Sir Peter Horby, the UK-based trial’s principal investigator, said tuesday that the trial is necessary because “its efficacy and safety in patients with monkeypox have never been demonstrated”. He called the trial they use the “gold standard” for understanding if the treatment works.
The remote trial seeks to enroll about 500 participants and is open to anyone with monkeypox who has active skin or mucosal lesions, Horby said. The trial will test tecovirimat 600mg twice daily for 14 days versus placebo (randomized 1:1) on the self-reported cure rate of monkeypox and time to viral clearance assessed by weekly swabs.
Confirmed participants who have consented will receive a pack with the drug, and they will complete a questionnaire every day for 4 weeks regarding their symptoms, and take swabs from their throat and skin lesions once a week for 4 weeks, and those will be picked up by courier.

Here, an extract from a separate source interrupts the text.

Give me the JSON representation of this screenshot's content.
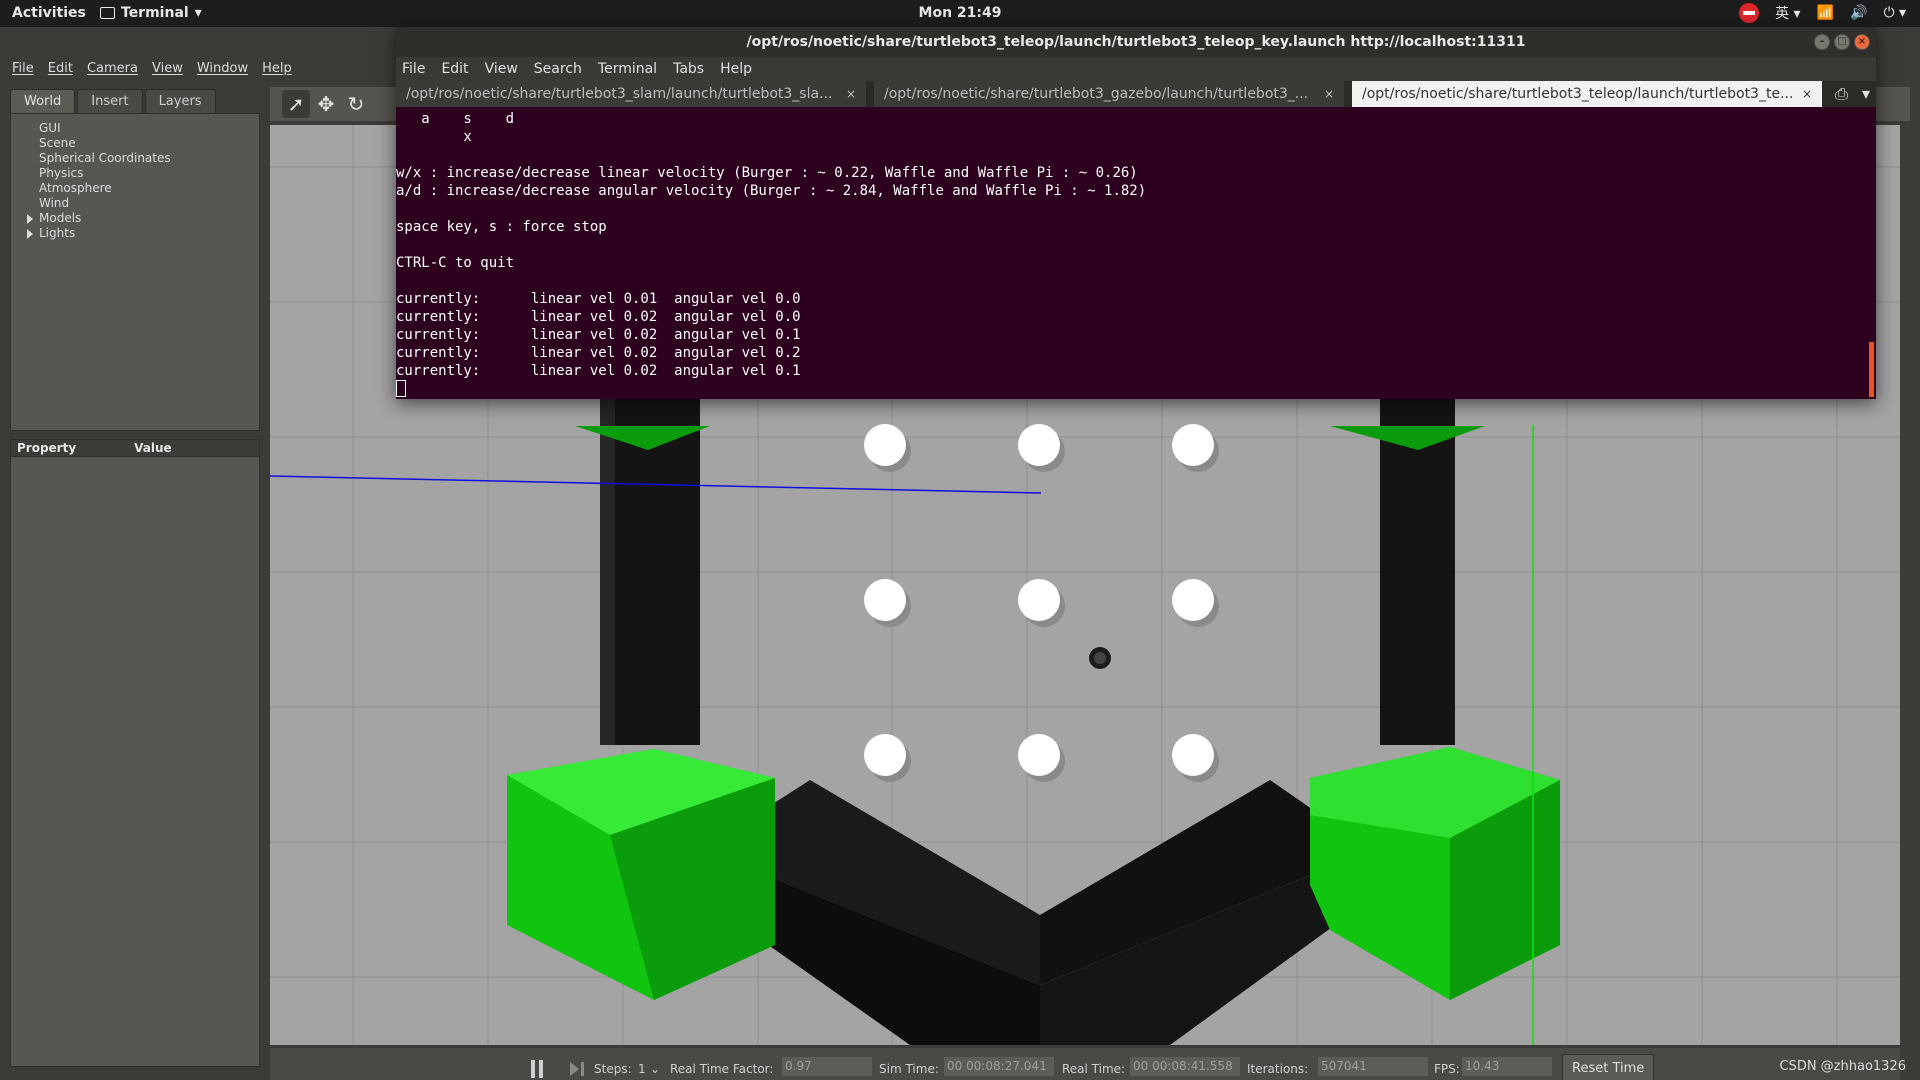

The NIAID trial of tecovirimat in the United States will be conducted in collaboration with the AIDS Clinical Trials Group.
“People infected with monkeypox, including people living with HIV, would be eligible and encouraged to register. More than 500 volunteer participants will be randomly assigned to receive either tecovirimat or a placebo in a two-to-one ratio,” NIAID said. “The investigators will assess whether those taking tecovirimat recover faster than those taking a placebo, among other data points.”
Part of the US study will be open to pregnant and breastfeeding women, as well as children, and will be closely monitored for safety. NIAID is also starting another trial of tecovirimat in adults and children with monkeypox in the Democratic Republic of the Congo, but this was in the works before the current outbreak of monkeypox in several countries.